Once more – while fully prepared to not like this, to be sceptical, to chart it all up to hype, to imagine M. Lutens sitting and having a good laugh about all of us scrambling and falling over ourselves to get our hands and noses on his newest offering (and no doubt he is smirking a little at least!), I am impressed. Impressed with the depth of this creation, with the artistic rendering of an idea, with the so much more refined execution of something that could have ended up mundane and literal in lesser hands.
Christopher Sheldrake and Serge Lutens are indeed a dream team, I imagine them communicating on a basis by now that is above speech. Sheldrake’s masterful execution of Lutens ideas, the minute direction of every technical step of the creation by Lutens – as I imagine it at least, I don’t know the first thing about their actual method of working – seems to me like a perfect pairing.

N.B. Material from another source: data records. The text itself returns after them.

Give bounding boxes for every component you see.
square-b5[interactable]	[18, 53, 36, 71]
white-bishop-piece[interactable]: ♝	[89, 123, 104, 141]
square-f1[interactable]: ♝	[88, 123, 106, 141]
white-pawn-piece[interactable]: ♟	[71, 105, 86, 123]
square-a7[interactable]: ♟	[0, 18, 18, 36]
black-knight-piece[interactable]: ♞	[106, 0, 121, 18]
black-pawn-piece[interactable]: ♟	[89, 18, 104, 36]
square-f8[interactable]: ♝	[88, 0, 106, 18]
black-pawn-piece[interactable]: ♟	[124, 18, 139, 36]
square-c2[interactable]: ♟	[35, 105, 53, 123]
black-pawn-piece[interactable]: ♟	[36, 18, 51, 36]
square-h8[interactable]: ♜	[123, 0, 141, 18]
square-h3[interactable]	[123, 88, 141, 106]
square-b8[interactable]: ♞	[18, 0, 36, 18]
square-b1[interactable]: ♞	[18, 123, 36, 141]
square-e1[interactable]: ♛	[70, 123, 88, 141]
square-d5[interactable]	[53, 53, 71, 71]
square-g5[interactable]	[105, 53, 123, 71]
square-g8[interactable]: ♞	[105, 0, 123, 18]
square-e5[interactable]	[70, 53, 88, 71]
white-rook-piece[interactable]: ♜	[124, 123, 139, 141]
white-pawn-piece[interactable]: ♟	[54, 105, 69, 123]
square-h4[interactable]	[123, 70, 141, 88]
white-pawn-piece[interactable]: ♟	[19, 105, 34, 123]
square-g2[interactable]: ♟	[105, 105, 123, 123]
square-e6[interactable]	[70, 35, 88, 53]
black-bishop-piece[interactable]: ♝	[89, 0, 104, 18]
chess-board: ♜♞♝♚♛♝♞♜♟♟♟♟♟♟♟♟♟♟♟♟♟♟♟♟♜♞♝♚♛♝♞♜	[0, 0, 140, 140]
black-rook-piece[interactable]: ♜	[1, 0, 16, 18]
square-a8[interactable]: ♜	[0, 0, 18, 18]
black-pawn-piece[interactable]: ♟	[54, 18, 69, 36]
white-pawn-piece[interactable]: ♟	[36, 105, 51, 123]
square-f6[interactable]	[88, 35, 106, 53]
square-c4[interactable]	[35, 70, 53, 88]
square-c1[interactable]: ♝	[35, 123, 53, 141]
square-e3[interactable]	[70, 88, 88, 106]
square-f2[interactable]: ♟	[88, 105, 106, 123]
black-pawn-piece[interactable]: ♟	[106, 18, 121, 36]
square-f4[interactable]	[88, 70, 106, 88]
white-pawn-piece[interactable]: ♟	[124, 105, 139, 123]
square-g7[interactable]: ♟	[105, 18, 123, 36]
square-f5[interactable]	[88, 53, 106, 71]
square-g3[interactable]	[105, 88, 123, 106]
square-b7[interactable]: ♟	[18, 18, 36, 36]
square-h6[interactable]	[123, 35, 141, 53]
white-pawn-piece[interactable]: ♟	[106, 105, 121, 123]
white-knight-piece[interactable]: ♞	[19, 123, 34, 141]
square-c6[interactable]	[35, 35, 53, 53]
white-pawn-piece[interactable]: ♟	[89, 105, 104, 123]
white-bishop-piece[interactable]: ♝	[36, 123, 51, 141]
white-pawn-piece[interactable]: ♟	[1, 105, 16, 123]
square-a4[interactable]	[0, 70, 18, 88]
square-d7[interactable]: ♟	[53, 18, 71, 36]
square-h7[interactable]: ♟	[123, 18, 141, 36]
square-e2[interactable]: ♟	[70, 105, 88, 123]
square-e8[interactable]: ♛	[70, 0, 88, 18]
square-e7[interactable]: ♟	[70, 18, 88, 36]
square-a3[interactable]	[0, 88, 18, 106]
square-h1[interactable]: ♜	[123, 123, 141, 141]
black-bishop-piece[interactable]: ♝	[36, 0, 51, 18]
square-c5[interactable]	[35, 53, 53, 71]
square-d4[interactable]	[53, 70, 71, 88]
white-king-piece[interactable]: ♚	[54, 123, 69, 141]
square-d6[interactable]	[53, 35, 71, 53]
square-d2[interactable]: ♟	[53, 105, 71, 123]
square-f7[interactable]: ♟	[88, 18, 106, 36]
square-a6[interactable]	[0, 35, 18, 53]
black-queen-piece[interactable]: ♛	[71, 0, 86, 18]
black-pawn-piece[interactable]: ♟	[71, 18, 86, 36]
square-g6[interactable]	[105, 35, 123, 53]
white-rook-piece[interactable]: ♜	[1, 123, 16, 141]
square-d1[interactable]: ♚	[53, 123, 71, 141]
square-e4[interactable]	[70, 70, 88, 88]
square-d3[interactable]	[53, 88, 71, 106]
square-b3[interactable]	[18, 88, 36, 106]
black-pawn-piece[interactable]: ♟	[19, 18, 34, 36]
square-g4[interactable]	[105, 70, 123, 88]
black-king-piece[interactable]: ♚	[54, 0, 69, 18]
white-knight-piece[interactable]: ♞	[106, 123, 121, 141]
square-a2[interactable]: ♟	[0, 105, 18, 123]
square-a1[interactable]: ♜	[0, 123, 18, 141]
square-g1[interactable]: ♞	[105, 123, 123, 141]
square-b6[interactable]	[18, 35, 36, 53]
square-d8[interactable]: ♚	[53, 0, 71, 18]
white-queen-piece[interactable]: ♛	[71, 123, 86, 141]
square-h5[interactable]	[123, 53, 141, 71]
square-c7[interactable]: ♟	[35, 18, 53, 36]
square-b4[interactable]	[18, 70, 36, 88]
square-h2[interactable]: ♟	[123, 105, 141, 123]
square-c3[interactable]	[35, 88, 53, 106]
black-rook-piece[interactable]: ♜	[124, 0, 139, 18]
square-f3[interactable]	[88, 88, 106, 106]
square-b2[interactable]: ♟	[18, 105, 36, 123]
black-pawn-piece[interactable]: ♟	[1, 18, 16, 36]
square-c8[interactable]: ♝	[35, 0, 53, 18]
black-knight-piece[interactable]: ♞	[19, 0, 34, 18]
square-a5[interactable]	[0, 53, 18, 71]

I have many perfumes in my collection, and many of them are by Serge Lutens. You could say I am a fan, but by no means an indiscriminate one. I have as many Scents of Horror that came out of the Palais Royal as I have beloved fragrances. (see Perfume Reviews for other Lutens perfumes)
But I have nothing that is similar to Jeux de Peau. It is undeniably Lutensian/Lutenesque, there is the signature of other creations in Jeux de Peau, it is clearly part of the oeuvre. It is like recognizing a Mozart composition even if you have never heard this particular concerto (although Mozart is probably not the best comparison, Bruckner or Mahler would be more fitting). But despite the recognizability as part of something bigger, Jeux de Peau is the most unique fragrance I have encountered in a long time.
The image of a river is certainly not what comes to mind for many people, but it is what this scent evoked in me and the longer I think about it the more it fits. It is a quiet, but powerful perfume, it looks innocent but it has the power to drown you, you need to be able to swim, then you will fully enjoy its pleasures.
After the initial delight with those yummy top notes that are no more than a gimmick, a little joke on the part of the master, Jeux de Peau took its time to reel me in, I was not enamored from the first wearing. But by the third time, I was smitten.
You may have read about my bottle embargo, so sadly the only chance I have to get a full size of Jeux de Peau is, when somebody gives it to me. (Maybe somebody who recently got a car?!) I
want need have to have would very much like to add it to my collection.
For times when I need reassurance, something to hold onto that is complex and deep, but soft and cozy at the same time, Jeux de Peau seems perfect.
If you are in doubt about this perfume (as I was before I really got to know it), it is worth your time. I am glad Lutens has created something so strange, yet likable, so unique, yet wearable.
Try Jeux de Peau! You know you want to!